Rick Moran of Redstate on the commission report:
Today is the day that the Iraq Study Group will deliver its not so secret recommendations on how we can best pull out of Iraq without leaving behind a bloody mess, regional chaos, increased Iranian influence, and a helpless, toothless, Iraqi government dominated by theocrats and thugs.
This is our new battle cry; "We must mitigate defeat!"

Stirring, isn't it? Not quite the ring that "Remember the Alamo" has but then, this is the 21st century and such patriotic and emotional displays are frowned upon by the blue blooded "wise men" of the ISG who have labored long and hard to produce this recipe for American retreat.

Paul Seale of Redstate:
What I am concerned about is what the media is already talking about. Apparently it is being leaked that the group is recommending that "President Bush to move most U.S. troops out of combat roles by early 2008," yet it supposedly does not set any hard time tables.

Uh, so what do you call a urge to pull out by early 2008?

Perhaps what is so maddening about this whole affair is how we are seemingly hanging out to dry our troops who are taking the fight to our enemies, and by proxy, siding with those who wish to do us harm.

Andrew McCarthy of NR:
Some, like congressional Democrats, a growing chorus of disaffected Republicans, the vaunted Baker-Hamilton Iraq Study Group, and departing Defense Secretary Donald Rumsfeld, think the answer is fewer American troops. Others, prominently including National Review’s Rich Lowry, aptly point out that the only stable precincts in Iraq (at least outside the Kurdish region, the war’s much ignored success story) are those that enjoy a high concentration of American troops. Wherever we see the political establishment’s preference for a light U.S. footprint, chaos reigns.
McCarthy says view Iraq as a battle, not the war:
There is only one good reason for American troops to be in Iraq. It is the reason we sent them there in 2003: To fight and win the “war on terror” — i.e., the war against radical Islam — by deposing rogue regimes helping the terror network wage a long-term, existential jihad against the United States. You can argue that Iraq was the wrong rogue to start with; but destroying radical Islam’s will and its capacity to project power is what the war is about.

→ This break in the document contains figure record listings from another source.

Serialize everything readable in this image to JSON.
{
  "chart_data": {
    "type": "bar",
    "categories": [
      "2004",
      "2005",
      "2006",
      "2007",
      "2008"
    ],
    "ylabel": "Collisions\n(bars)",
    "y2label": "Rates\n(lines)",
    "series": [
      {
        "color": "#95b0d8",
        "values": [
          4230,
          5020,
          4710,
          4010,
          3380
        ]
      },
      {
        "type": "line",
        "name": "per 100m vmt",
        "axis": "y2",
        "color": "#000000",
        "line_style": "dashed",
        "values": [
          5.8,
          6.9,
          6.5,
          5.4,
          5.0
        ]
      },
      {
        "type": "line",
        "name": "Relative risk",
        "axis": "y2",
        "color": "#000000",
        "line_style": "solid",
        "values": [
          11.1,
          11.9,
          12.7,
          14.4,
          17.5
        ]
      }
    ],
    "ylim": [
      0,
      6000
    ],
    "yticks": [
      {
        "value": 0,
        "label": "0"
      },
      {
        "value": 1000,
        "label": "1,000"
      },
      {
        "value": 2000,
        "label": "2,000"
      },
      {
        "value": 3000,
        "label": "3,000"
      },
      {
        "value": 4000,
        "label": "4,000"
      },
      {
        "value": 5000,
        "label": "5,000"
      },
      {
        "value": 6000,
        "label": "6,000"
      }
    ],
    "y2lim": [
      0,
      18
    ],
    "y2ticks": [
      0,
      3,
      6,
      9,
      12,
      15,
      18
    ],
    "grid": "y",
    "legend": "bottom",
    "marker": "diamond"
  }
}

Iraq is but a single battlefield in that war. It is not “the war.” Stabilizing or even — mirabile dictu! — democratizing Iraq is not winning the war. It is the overseas equivalent of rebuilding the World Trade Center. The hard reality is that war exacts a terrible toll and its fallout must be addressed. This is why we hate war and resort to it only in the face of greater evils. But cleaning up war’s unavoidable messes is not the same as winning.

Winning the war means taking on the regimes and factions that are waging it. That is what the president promised to do after 9/11. “You’re with us or you’re with the terrorists.”